The Misfits: A Film by John Huston, 1961
Marilyn Monroe, Clark Gable, Montgomery Clift, Eli Wallach
The Misfits is very famous for other things besides the film itself. And to me, that is just chitter-chatter and has nothing to do with the quality of the work. The only noticeable thing is the soft focus on Marilyn Monroe’s face while talking to Clark Gable in his kitchen. It’s a sharp focus on his side of the world, but she and the background are blurry. Beyond that, this film deals with masculine men at the end of their rope and hope. Monroe’s character is an emotional anchor where all three, Gable, Montgomery Clift, and Eli Wallach, are pulled into her Universe, even though they live in a somewhat waiting area before death.
Arthur Miller’s script is tight, and John Huston does an excellent job placing the camera in the right place and letting the actors swing in their fashion and pace. It’s fascinating to watch Clift work with Old Hollywood, such as Gable and John Wayne, a decade earlier. He’s like a male ballet dancer, and he’s there to support the others and catch them if they fall.
The film is about social change and the dying breed of ‘dudes’ who are not needed, nor will they be missed. On one level, it can be about Capitalism as they are on the lower end of the economic pile and deeply wounded as time runs out for them. Monroe’s character I find to be sensible in that she has an understanding of this horrific world fading out. And, of course, it is Hollywood, so there is that false ending because, in real life, all these characters would drink themselves to death. Even the horses are disappearing. There is no out, even if they realize their path to nothingness.

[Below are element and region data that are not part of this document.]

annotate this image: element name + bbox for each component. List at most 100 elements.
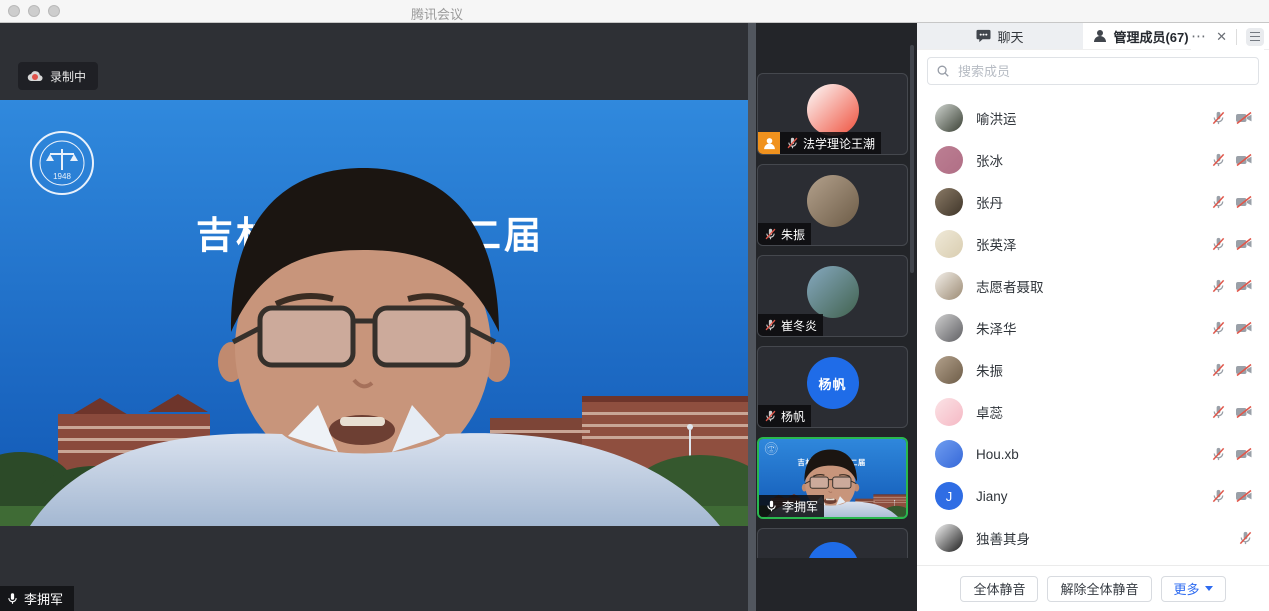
recording-dot — [32, 74, 38, 80]
mic-muted-icon[interactable] — [1211, 194, 1226, 210]
mic-muted-icon[interactable] — [1211, 446, 1226, 462]
speaker-video-frame — [0, 100, 748, 526]
member-avatar — [935, 440, 963, 468]
thumbnail-avatar — [807, 84, 859, 136]
member-name: 张丹 — [976, 192, 1211, 212]
mic-muted-icon[interactable] — [1211, 320, 1226, 336]
speaker-name-label: 李拥军 — [0, 586, 74, 611]
member-avatar — [935, 356, 963, 384]
member-name: 朱泽华 — [976, 318, 1211, 338]
thumbnail-name: 朱振 — [781, 226, 805, 243]
member-name: 独善其身 — [976, 528, 1238, 548]
mic-muted-icon[interactable] — [1211, 236, 1226, 252]
video-thumbnail[interactable] — [757, 528, 908, 558]
mic-muted-icon[interactable] — [1211, 152, 1226, 168]
panel-splitter[interactable] — [748, 23, 756, 611]
video-thumbnail[interactable]: 朱振 — [757, 164, 908, 246]
member-row[interactable]: Hou.xb — [917, 433, 1269, 475]
tab-chat[interactable]: 聊天 — [917, 23, 1083, 49]
chat-icon — [976, 29, 991, 43]
video-thumbnail[interactable]: 杨帆 杨帆 — [757, 346, 908, 428]
member-row[interactable]: 张冰 — [917, 139, 1269, 181]
member-avatar — [935, 146, 963, 174]
video-thumbnail[interactable]: 李拥军 — [757, 437, 908, 519]
mute-all-button[interactable]: 全体静音 — [960, 576, 1038, 602]
member-avatar — [935, 104, 963, 132]
member-row[interactable]: 独善其身 — [917, 517, 1269, 559]
mic-muted-icon[interactable] — [1211, 110, 1226, 126]
recording-badge: 录制中 — [18, 62, 98, 90]
member-row[interactable]: 朱泽华 — [917, 307, 1269, 349]
video-thumbnail[interactable]: 崔冬炎 — [757, 255, 908, 337]
mic-muted-icon[interactable] — [1211, 488, 1226, 504]
member-list: 喻洪运 张冰 — [917, 97, 1269, 565]
camera-off-icon[interactable] — [1235, 363, 1253, 377]
mic-muted-icon — [786, 136, 799, 150]
controls-divider — [1236, 29, 1237, 45]
main-video[interactable]: 录制中 李拥军 — [0, 23, 748, 611]
members-panel: 聊天 管理成员(67) ⋯ ✕ 喻洪运 — [917, 23, 1269, 611]
member-avatar: J — [935, 482, 963, 510]
layout-menu-icon[interactable] — [1246, 28, 1264, 46]
close-window-button[interactable] — [8, 5, 20, 17]
member-name: Jiany — [976, 489, 1211, 504]
camera-off-icon[interactable] — [1235, 279, 1253, 293]
member-row[interactable]: 卓蕊 — [917, 391, 1269, 433]
member-icon — [1093, 29, 1107, 43]
mic-on-icon — [6, 591, 19, 606]
thumbnail-name: 杨帆 — [781, 408, 805, 425]
member-row[interactable]: 朱振 — [917, 349, 1269, 391]
member-name: 朱振 — [976, 360, 1211, 380]
camera-off-icon[interactable] — [1235, 153, 1253, 167]
more-options-icon[interactable]: ⋯ — [1191, 32, 1207, 42]
member-row[interactable]: 志愿者聂取 — [917, 265, 1269, 307]
video-thumbnail[interactable]: 法学理论王潮 — [757, 73, 908, 155]
unmute-all-button[interactable]: 解除全体静音 — [1047, 576, 1151, 602]
camera-off-icon[interactable] — [1235, 447, 1253, 461]
member-row[interactable]: J Jiany — [917, 475, 1269, 517]
thumbnail-name-label: 杨帆 — [758, 405, 811, 427]
member-name: 卓蕊 — [976, 402, 1211, 422]
mic-muted-icon[interactable] — [1211, 362, 1226, 378]
mic-muted-icon[interactable] — [1211, 278, 1226, 294]
camera-off-icon[interactable] — [1235, 321, 1253, 335]
more-button[interactable]: 更多 — [1161, 576, 1226, 602]
thumbnail-name: 法学理论王潮 — [803, 135, 875, 152]
minimize-window-button[interactable] — [28, 5, 40, 17]
host-badge — [758, 132, 780, 154]
camera-off-icon[interactable] — [1235, 195, 1253, 209]
thumbnail-avatar — [807, 175, 859, 227]
camera-off-icon[interactable] — [1235, 237, 1253, 251]
thumbnail-name-label: 李拥军 — [759, 495, 824, 517]
member-row[interactable]: 张英泽 — [917, 223, 1269, 265]
window-titlebar: 腾讯会议 — [0, 0, 1269, 23]
panel-footer: 全体静音 解除全体静音 更多 — [917, 565, 1269, 611]
mic-muted-icon[interactable] — [1211, 404, 1226, 420]
mic-muted-icon[interactable] — [1238, 530, 1253, 546]
thumbnail-name-label: 崔冬炎 — [758, 314, 823, 336]
speaker-name: 李拥军 — [24, 589, 63, 608]
member-name: Hou.xb — [976, 447, 1211, 462]
camera-off-icon[interactable] — [1235, 489, 1253, 503]
search-input[interactable] — [956, 63, 1250, 80]
camera-off-icon[interactable] — [1235, 111, 1253, 125]
strip-scrollbar[interactable] — [910, 45, 914, 273]
member-name: 喻洪运 — [976, 108, 1211, 128]
member-name: 志愿者聂取 — [976, 276, 1211, 296]
camera-off-icon[interactable] — [1235, 405, 1253, 419]
more-button-label: 更多 — [1174, 579, 1200, 598]
member-name: 张冰 — [976, 150, 1211, 170]
panel-controls: ⋯ ✕ — [1191, 23, 1264, 50]
member-row[interactable]: 张丹 — [917, 181, 1269, 223]
member-row[interactable]: 喻洪运 — [917, 97, 1269, 139]
member-avatar — [935, 314, 963, 342]
meeting-window: 腾讯会议 录制中 李拥军 — [0, 0, 1269, 611]
member-search[interactable] — [927, 57, 1259, 85]
thumbnail-avatar — [807, 542, 859, 558]
mic-muted-icon — [764, 409, 777, 423]
close-panel-icon[interactable]: ✕ — [1216, 29, 1227, 45]
zoom-window-button[interactable] — [48, 5, 60, 17]
mic-muted-icon — [764, 227, 777, 241]
recording-label: 录制中 — [50, 68, 86, 85]
thumbnail-strip: 法学理论王潮 朱振 — [748, 23, 917, 611]
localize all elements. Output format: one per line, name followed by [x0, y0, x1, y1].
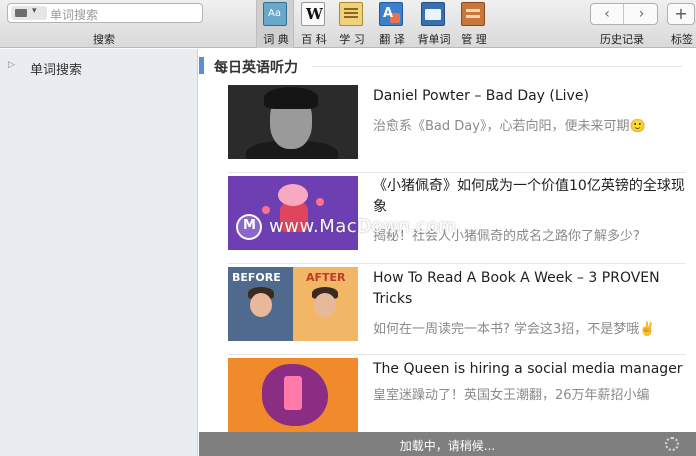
vocabulary-icon [421, 2, 445, 26]
tool-label: 翻 译 [379, 33, 405, 46]
tool-dictionary[interactable]: 词 典 [256, 0, 294, 48]
thumb-shape [278, 184, 308, 206]
thumb-shape [316, 198, 324, 206]
back-button[interactable]: ‹ [591, 4, 624, 24]
tool-label: 词 典 [263, 33, 289, 46]
divider [228, 263, 686, 264]
article-item[interactable]: BEFORE AFTER How To Read A Book A Week –… [228, 267, 688, 355]
sidebar-item-label: 单词搜索 [30, 63, 83, 78]
scope-icon [15, 9, 27, 17]
history-label: 历史记录 [600, 33, 644, 46]
search-scope-button[interactable]: ▾ [11, 6, 47, 20]
article-thumbnail[interactable] [228, 358, 358, 432]
thumb-shape [314, 293, 336, 317]
tool-translate[interactable]: 翻 译 [373, 0, 411, 48]
study-icon [339, 2, 363, 26]
chevron-down-icon: ▾ [32, 6, 37, 16]
main-content: 每日英语听力 Daniel Powter – Bad Day (Live) 治愈… [199, 49, 696, 432]
sidebar: ▷ 单词搜索 [0, 49, 198, 456]
article-thumbnail[interactable]: BEFORE AFTER [228, 267, 358, 341]
search-label: 搜索 [93, 33, 115, 46]
forward-button[interactable]: › [625, 4, 658, 24]
loading-text: 加载中，请稍候... [399, 439, 496, 453]
article-subtitle: 皇室迷躁动了！英国女王潮翻，26万年薪招小编 [373, 388, 650, 403]
tool-label: 学 习 [339, 33, 365, 46]
tool-vocabulary[interactable]: 背单词 [415, 0, 453, 48]
sidebar-item-word-search[interactable]: ▷ 单词搜索 [0, 57, 198, 78]
watermark-text: www.MacDown.com [269, 216, 457, 237]
tool-label: 管 理 [461, 33, 487, 46]
watermark-logo-icon [236, 214, 262, 240]
tool-label: 背单词 [417, 33, 451, 46]
thumb-tag: BEFORE [232, 271, 281, 284]
section-accent-bar [199, 57, 204, 74]
thumb-shape [262, 206, 270, 214]
article-title[interactable]: The Queen is hiring a social media manag… [373, 359, 688, 380]
tool-manage[interactable]: 管 理 [455, 0, 493, 48]
divider [228, 354, 686, 355]
tool-study[interactable]: 学 习 [333, 0, 371, 48]
translate-icon [379, 2, 403, 26]
article-item[interactable]: Daniel Powter – Bad Day (Live) 治愈系《Bad D… [228, 85, 688, 173]
add-bookmark-button[interactable]: + [667, 3, 695, 25]
article-title[interactable]: How To Read A Book A Week – 3 PROVEN Tri… [373, 268, 688, 310]
article-title[interactable]: Daniel Powter – Bad Day (Live) [373, 86, 688, 107]
tool-encyclopedia[interactable]: 百 科 [295, 0, 333, 48]
article-subtitle: 如何在一周读完一本书? 学会这3招，不是梦哦✌️ [373, 322, 656, 337]
thumb-shape [250, 293, 272, 317]
thumb-tag: AFTER [306, 271, 346, 284]
thumb-shape [264, 87, 318, 109]
wikipedia-icon [301, 2, 325, 26]
search-input[interactable]: ▾ 单词搜索 [7, 3, 203, 23]
tool-label: 百 科 [301, 33, 327, 46]
manage-icon [461, 2, 485, 26]
article-subtitle: 治愈系《Bad Day》，心若向阳，便未来可期🙂 [373, 119, 646, 134]
section-divider [312, 66, 682, 67]
article-thumbnail[interactable] [228, 85, 358, 159]
dictionary-icon [263, 2, 287, 26]
article-title[interactable]: 《小猪佩奇》如何成为一个价值10亿英镑的全球现象 [373, 176, 688, 218]
thumb-shape [284, 376, 302, 410]
search-placeholder: 单词搜索 [50, 8, 99, 22]
section-title: 每日英语听力 [214, 60, 298, 76]
toolbar: ▾ 单词搜索 搜索 词 典 百 科 学 习 翻 译 背单词 管 理 ‹ › 历史… [0, 0, 696, 48]
divider [228, 172, 686, 173]
spinner-icon [665, 437, 679, 451]
disclosure-triangle-icon[interactable]: ▷ [8, 60, 15, 70]
bookmark-label: 标签 [671, 33, 693, 46]
loading-status-bar: 加载中，请稍候... [199, 432, 696, 456]
history-nav: ‹ › [590, 3, 658, 25]
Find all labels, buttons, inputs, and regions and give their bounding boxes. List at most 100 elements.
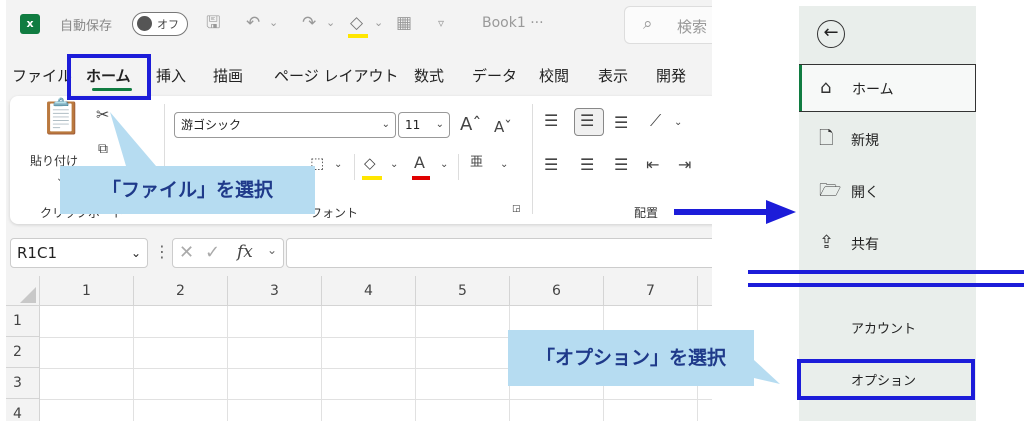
arrow-right-icon xyxy=(674,200,796,224)
phonetic-dropdown-icon[interactable]: ⌄ xyxy=(500,154,508,176)
font-color-dropdown-icon[interactable]: ⌄ xyxy=(440,154,448,176)
grid-line xyxy=(40,399,712,400)
menu-item-home[interactable]: ⌂ ホーム xyxy=(799,64,976,112)
row-header[interactable]: 4 xyxy=(6,399,40,421)
save-icon[interactable]: 🖫 xyxy=(206,11,220,35)
menu-item-new[interactable]: 🗋 新規 xyxy=(799,116,976,164)
orientation-icon[interactable]: ⟋ xyxy=(650,110,661,132)
name-box[interactable]: R1C1 ⌄ xyxy=(10,238,148,268)
tab-insert[interactable]: 挿入 xyxy=(156,65,186,86)
menu-item-label: 新規 xyxy=(851,133,879,149)
font-color-icon[interactable]: A xyxy=(414,152,425,174)
fill-dropdown-icon[interactable]: ⌄ xyxy=(390,154,398,176)
autosave-toggle[interactable]: オフ xyxy=(132,12,188,36)
omission-line xyxy=(748,270,1024,274)
autosave-state: オフ xyxy=(157,18,179,31)
select-options-callout: 「オプション」を選択 xyxy=(535,347,726,369)
font-launcher-icon[interactable]: ◲ xyxy=(512,204,521,214)
tab-data[interactable]: データ xyxy=(472,65,517,86)
redo-icon[interactable]: ↷ xyxy=(302,11,316,35)
align-center-icon[interactable]: ☰ xyxy=(580,154,594,176)
menu-item-account[interactable]: アカウント xyxy=(799,304,976,352)
grow-font-icon[interactable]: Aˆ xyxy=(460,114,481,136)
enter-icon[interactable]: ✓ xyxy=(205,242,220,263)
row-header[interactable]: 2 xyxy=(6,337,40,368)
undo-icon[interactable]: ↶ xyxy=(246,11,260,35)
title-bar: x 自動保存 オフ 🖫 ↶ ⌄ ↷ ⌄ ◇ ⌄ ▦ ▿ Book1 ··· ⌕ … xyxy=(6,0,712,52)
redo-dropdown-icon[interactable]: ⌄ xyxy=(326,11,335,35)
fill-color-icon[interactable]: ◇ xyxy=(364,152,376,174)
insert-function-icon[interactable]: fx xyxy=(237,242,253,262)
folder-open-icon: 🗁 xyxy=(819,180,842,201)
font-size-select[interactable]: 11 ⌄ xyxy=(398,112,450,138)
fill-color-swatch xyxy=(348,34,368,38)
active-indicator xyxy=(799,65,802,111)
fill-color-icon[interactable]: ◇ xyxy=(350,11,363,35)
chevron-down-icon: ⌄ xyxy=(381,119,390,130)
tab-draw[interactable]: 描画 xyxy=(213,65,243,86)
align-bottom-icon[interactable]: ☰ xyxy=(614,112,628,134)
phonetic-icon[interactable]: 亜 xyxy=(470,152,483,174)
grid-line xyxy=(321,306,322,421)
formula-bar: R1C1 ⌄ ⋮ ✕ ✓ fx ⌄ xyxy=(6,230,712,270)
align-top-icon[interactable]: ☰ xyxy=(544,110,558,132)
increase-indent-icon[interactable]: ⇥ xyxy=(678,154,691,176)
menu-item-label: ホーム xyxy=(852,82,894,98)
workbook-name: Book1 ··· xyxy=(482,15,544,31)
back-arrow-icon[interactable]: ← xyxy=(817,20,845,48)
toggle-knob xyxy=(137,16,152,31)
excel-logo-icon: x xyxy=(20,14,40,34)
align-left-icon[interactable]: ☰ xyxy=(544,154,558,176)
column-header[interactable]: 1 xyxy=(40,276,134,306)
search-icon: ⌕ xyxy=(643,14,653,34)
menu-item-share[interactable]: ⇪ 共有 xyxy=(799,220,976,268)
border-dropdown-icon[interactable]: ⌄ xyxy=(334,154,342,176)
file-tab-highlight xyxy=(67,54,151,100)
grid-line xyxy=(133,306,134,421)
orientation-dropdown-icon[interactable]: ⌄ xyxy=(674,112,682,134)
font-size-value: 11 xyxy=(405,118,421,132)
form-icon[interactable]: ▦ xyxy=(396,11,412,35)
row-header[interactable]: 3 xyxy=(6,368,40,399)
row-header[interactable]: 1 xyxy=(6,306,40,337)
undo-dropdown-icon[interactable]: ⌄ xyxy=(269,11,278,35)
column-header[interactable]: 5 xyxy=(416,276,510,306)
shrink-font-icon[interactable]: Aˇ xyxy=(494,116,512,138)
menu-item-open[interactable]: 🗁 開く xyxy=(799,168,976,216)
ribbon-separator xyxy=(354,154,355,180)
column-header[interactable]: 3 xyxy=(228,276,322,306)
cancel-icon[interactable]: ✕ xyxy=(179,242,194,263)
name-box-value: R1C1 xyxy=(17,244,57,262)
ribbon-separator xyxy=(532,104,533,214)
tab-page-layout[interactable]: ページ レイアウト xyxy=(274,65,398,86)
column-header[interactable]: 2 xyxy=(134,276,228,306)
search-box[interactable]: ⌕ 検索 xyxy=(624,6,712,44)
align-middle-icon: ☰ xyxy=(580,111,595,130)
decrease-indent-icon[interactable]: ⇤ xyxy=(646,154,659,176)
tab-file[interactable]: ファイル xyxy=(12,65,72,86)
menu-item-label: アカウント xyxy=(851,322,917,337)
select-all-button[interactable] xyxy=(6,276,40,306)
fill-color-swatch xyxy=(362,176,382,180)
fill-dropdown-icon[interactable]: ⌄ xyxy=(374,11,383,35)
font-color-swatch xyxy=(412,176,430,180)
search-placeholder: 検索 xyxy=(677,18,708,36)
autosave-label: 自動保存 xyxy=(60,19,113,34)
column-header[interactable]: 6 xyxy=(510,276,604,306)
align-right-icon[interactable]: ☰ xyxy=(614,154,628,176)
formula-input[interactable] xyxy=(286,238,712,268)
column-header[interactable]: 4 xyxy=(322,276,416,306)
tab-formulas[interactable]: 数式 xyxy=(414,65,444,86)
alignment-group-label: 配置 xyxy=(634,206,659,220)
ribbon-separator xyxy=(458,154,459,180)
tab-view[interactable]: 表示 xyxy=(598,65,628,86)
tab-developer[interactable]: 開発 xyxy=(656,65,686,86)
new-document-icon: 🗋 xyxy=(819,128,834,149)
grid-line xyxy=(415,306,416,421)
chevron-down-icon: ⌄ xyxy=(267,243,278,257)
column-header[interactable]: 7 xyxy=(604,276,698,306)
more-options-icon[interactable]: ⋮ xyxy=(154,242,170,261)
formula-tools: ✕ ✓ fx ⌄ xyxy=(172,238,284,268)
customize-toolbar-icon[interactable]: ▿ xyxy=(438,11,444,35)
tab-review[interactable]: 校閲 xyxy=(539,65,569,86)
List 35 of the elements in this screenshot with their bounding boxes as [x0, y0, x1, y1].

She's the Real Deal in this in every way. Not to mention the soundtrack by Alex North, Tosh!
A whole 'nother post...
The image of a tiny Monroe screaming her isolation ([her husband] "did not know I was there") but from a great distance near the end was powerful. The old world is indeed dying out--sort of reminiscent of the film "Hud" (and McMurtry's novel) as the older ranchers waited for the oil rigs to replace them. But there is more here than approaching doom--there is also stoic perseverance, andeven an inner joy flickering but alive, as long as the folks are.